Must Qualify on Speed Through Bristol
No. 82 – Scott Speed (Team Red Bull)
2009 Owner Points Ranking: 36th
Incoming 2010 Owner Points Ranking: 15th (+112)
Sunday’s Finish: 22nd
Current 2010 Owner Points Ranking: 16th (+135)
Another day, another four laps led thanks to pit strategy, another top-25 finish makes the story of Formula 1 export Speed’s resurgence in 2010 that much more encouraging. After scoring the Lucky Dog on lap 89, Speed stayed out during the second “caution light” caution on lap 108 and led the field to green on lap 113. While his run at the front did not last as long as Daytona’s – he was shuffled out of the lead by turn 1 – it nevertheless kept the surprising sophomore towards the front of the pack during an ensuing 100-plus laps of green-flag racing. In the end, Speed was the first car one lap down, and hopes to keep things headed in the right direction at Atlanta with a spot in the Top 35 all but assured – for now.
No. 71 – Bobby Labonte (TRG Motorsports)
2009 Owner Points Ranking: 37th
Incoming 2010 Owner Points Ranking: 25th (+48)
Sunday’s Finish: 38th
Current 2010 Owner Points Ranking: 30th (+18)
Though he brought a new chassis to Las Vegas, Labonte’s disappointing 29th-place qualifying run ended up foreshadowing trouble to come. On Sunday, lap 41 saw his TaxSlayer.com Chevrolet suddenly fall off the pace on the backstretch with what was supposedly an oil leak. After spending a significant amount of time inside the garage, the No. 71 returned to the track but pitted on at least two other occasions, putting him over 50 laps off the pace. However, that extra effort moved him past the five cars who failed to finish, gaining him a little more breathing room inside this year’s Top 35. The veteran now hopes for better luck at Atlanta, arguably his best track since its redesign back in 1997, in order to rebuild that cushion.
No. 36 – Mike Bliss (Tommy Baldwin Racing)
2009 Owner Points Ranking: 41st
Incoming 2010 Owner Points Ranking: 35th (on the bubble)
Sunday’s Finish: 39th
Current 2010 Owner Points Ranking: 39th (-33)

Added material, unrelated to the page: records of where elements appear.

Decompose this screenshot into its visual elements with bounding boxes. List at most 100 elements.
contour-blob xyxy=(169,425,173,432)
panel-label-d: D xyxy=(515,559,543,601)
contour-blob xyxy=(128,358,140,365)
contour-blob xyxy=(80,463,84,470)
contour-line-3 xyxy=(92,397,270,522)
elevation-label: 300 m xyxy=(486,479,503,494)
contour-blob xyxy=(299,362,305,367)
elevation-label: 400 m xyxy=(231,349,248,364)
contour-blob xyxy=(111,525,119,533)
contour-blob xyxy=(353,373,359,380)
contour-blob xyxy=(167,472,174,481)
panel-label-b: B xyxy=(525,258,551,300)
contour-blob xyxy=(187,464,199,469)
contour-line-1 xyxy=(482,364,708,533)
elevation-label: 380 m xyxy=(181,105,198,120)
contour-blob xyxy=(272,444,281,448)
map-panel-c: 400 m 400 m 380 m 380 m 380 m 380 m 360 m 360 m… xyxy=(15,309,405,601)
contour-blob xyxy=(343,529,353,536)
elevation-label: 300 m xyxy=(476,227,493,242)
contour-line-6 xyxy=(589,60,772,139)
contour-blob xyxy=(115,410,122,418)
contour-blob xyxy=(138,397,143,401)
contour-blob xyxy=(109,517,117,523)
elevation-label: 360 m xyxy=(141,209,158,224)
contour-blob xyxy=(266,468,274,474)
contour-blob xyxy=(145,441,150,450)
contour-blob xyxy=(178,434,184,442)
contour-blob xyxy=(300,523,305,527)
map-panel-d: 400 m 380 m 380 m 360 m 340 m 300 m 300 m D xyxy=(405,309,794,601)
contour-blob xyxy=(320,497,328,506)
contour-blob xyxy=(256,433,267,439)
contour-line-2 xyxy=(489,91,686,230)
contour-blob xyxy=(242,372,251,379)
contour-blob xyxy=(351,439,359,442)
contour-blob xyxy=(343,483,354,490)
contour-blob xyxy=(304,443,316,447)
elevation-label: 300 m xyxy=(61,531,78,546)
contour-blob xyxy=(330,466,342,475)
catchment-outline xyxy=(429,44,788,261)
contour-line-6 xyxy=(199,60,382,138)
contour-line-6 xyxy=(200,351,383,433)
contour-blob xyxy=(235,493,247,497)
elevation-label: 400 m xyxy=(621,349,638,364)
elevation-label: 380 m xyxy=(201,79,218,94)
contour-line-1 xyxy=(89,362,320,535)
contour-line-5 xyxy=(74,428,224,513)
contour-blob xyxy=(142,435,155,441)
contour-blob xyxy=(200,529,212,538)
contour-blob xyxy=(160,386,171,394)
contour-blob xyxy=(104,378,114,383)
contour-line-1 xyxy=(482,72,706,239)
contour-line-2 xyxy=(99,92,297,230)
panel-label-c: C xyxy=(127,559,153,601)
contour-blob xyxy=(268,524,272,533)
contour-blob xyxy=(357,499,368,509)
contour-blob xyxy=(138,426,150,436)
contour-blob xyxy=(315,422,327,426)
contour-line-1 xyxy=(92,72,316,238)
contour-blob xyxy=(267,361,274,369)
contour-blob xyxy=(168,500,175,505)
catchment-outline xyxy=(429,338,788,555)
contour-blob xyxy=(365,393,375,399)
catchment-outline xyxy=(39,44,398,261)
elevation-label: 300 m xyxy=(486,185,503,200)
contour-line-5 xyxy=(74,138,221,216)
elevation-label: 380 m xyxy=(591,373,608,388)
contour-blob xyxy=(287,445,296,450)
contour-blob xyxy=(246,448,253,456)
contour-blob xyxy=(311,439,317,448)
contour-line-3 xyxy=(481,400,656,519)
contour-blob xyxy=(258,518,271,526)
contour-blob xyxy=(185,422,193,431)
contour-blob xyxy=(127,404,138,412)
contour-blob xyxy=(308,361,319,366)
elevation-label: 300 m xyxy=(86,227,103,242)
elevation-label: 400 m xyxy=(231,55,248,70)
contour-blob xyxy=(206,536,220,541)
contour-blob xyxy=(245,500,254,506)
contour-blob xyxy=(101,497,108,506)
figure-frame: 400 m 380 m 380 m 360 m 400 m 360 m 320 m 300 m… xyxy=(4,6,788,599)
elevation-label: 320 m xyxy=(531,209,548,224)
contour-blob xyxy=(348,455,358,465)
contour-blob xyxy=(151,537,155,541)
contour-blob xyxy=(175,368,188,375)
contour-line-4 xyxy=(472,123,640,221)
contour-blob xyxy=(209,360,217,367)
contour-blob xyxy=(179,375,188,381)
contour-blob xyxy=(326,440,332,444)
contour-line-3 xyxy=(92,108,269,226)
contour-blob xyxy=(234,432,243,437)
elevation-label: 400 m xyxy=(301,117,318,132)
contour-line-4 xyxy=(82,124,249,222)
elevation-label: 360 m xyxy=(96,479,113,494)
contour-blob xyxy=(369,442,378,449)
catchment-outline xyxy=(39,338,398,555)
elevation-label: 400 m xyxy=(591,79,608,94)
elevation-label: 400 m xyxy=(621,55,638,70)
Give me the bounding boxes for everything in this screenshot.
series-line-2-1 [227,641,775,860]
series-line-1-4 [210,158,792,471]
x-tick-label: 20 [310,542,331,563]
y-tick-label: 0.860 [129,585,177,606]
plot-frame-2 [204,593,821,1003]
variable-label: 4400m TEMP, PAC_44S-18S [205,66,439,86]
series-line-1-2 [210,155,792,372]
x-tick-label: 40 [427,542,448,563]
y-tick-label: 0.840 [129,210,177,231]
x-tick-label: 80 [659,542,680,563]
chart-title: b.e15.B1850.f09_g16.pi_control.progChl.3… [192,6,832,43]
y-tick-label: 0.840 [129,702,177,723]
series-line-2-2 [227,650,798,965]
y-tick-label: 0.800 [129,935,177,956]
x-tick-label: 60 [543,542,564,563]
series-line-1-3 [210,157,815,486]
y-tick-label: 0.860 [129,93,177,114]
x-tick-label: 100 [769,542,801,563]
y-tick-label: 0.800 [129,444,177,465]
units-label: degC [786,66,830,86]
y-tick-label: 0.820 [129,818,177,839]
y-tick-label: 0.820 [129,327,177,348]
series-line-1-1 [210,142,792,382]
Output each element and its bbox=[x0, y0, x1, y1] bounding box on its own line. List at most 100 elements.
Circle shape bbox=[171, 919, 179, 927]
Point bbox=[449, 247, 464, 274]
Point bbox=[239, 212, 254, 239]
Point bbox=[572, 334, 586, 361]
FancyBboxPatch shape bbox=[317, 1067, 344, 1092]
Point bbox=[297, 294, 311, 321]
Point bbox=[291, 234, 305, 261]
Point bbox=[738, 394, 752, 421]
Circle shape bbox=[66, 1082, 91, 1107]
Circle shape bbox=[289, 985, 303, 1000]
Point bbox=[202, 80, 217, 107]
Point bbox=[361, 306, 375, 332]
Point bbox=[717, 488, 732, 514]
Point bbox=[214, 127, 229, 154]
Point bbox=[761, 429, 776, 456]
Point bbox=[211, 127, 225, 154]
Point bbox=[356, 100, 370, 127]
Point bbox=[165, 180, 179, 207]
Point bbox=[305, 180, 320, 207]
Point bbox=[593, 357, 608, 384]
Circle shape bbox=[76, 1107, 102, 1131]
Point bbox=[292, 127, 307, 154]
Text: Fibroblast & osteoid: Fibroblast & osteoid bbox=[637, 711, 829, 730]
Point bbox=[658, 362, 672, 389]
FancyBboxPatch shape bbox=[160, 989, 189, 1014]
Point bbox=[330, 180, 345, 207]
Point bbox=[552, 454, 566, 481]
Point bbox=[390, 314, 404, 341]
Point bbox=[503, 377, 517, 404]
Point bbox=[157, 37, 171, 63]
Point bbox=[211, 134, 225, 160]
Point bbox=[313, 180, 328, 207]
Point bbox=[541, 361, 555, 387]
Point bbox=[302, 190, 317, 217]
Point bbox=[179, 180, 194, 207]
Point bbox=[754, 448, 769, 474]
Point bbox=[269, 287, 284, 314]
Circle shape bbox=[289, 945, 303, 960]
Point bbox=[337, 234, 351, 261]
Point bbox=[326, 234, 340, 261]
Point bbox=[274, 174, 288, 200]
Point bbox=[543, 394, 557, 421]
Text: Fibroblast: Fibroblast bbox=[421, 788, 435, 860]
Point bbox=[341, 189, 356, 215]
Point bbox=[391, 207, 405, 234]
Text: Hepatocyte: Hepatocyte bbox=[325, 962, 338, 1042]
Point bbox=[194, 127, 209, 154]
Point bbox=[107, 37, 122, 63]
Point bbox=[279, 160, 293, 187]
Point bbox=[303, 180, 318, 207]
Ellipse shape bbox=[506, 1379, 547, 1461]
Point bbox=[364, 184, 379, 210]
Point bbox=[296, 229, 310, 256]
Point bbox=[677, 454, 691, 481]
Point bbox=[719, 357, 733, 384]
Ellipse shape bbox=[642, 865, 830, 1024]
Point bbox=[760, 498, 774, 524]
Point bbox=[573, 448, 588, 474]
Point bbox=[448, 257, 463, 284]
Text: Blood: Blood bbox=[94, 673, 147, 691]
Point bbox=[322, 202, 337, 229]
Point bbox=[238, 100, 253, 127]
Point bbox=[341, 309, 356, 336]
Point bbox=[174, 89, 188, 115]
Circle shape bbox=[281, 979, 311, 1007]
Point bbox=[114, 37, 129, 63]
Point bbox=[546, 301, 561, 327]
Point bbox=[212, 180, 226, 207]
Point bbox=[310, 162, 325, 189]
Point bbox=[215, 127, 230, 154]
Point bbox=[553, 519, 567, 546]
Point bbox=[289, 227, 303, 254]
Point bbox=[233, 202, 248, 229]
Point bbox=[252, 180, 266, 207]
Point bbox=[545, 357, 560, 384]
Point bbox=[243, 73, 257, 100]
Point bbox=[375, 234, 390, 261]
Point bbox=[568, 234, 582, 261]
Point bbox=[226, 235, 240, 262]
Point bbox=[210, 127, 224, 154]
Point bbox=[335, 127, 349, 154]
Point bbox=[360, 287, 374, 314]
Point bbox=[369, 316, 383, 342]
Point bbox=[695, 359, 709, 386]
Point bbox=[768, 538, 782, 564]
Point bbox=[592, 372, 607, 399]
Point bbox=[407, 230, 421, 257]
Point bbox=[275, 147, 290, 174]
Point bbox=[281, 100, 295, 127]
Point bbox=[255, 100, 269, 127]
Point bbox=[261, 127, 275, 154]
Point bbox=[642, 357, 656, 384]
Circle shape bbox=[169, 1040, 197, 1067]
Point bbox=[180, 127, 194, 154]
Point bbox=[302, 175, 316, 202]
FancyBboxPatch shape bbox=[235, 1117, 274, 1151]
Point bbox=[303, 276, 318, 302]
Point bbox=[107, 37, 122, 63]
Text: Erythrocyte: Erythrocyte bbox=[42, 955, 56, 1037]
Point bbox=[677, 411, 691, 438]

Bliss and Tommy Baldwin Racing arrived in Las Vegas with one-off sponsorship from Kim Kardashian’s perfume line and a tenuous grasp on the Top 35 after a 22nd-place finish at Fontana. Bliss started 30th for Sunday’s race, but was unable to hold that position for long. On lap 46, a cut tire slammed his Chevrolet hard into the turn 2 wall, bringing out the second caution flag of the race. However, as with Said in his No. 26, Bliss and crew fought for every last point, returning to the track for nearly 100 more laps and edging Said for 39th by a single circuit before pulling behind the wall for good. Dropping down to 39th in owner points, they’re only just 33 markers outside the Top 35 – meaning a top 25 at Atlanta with the car intact should put Bliss back on the right side of the “bubble” heading to Bristol.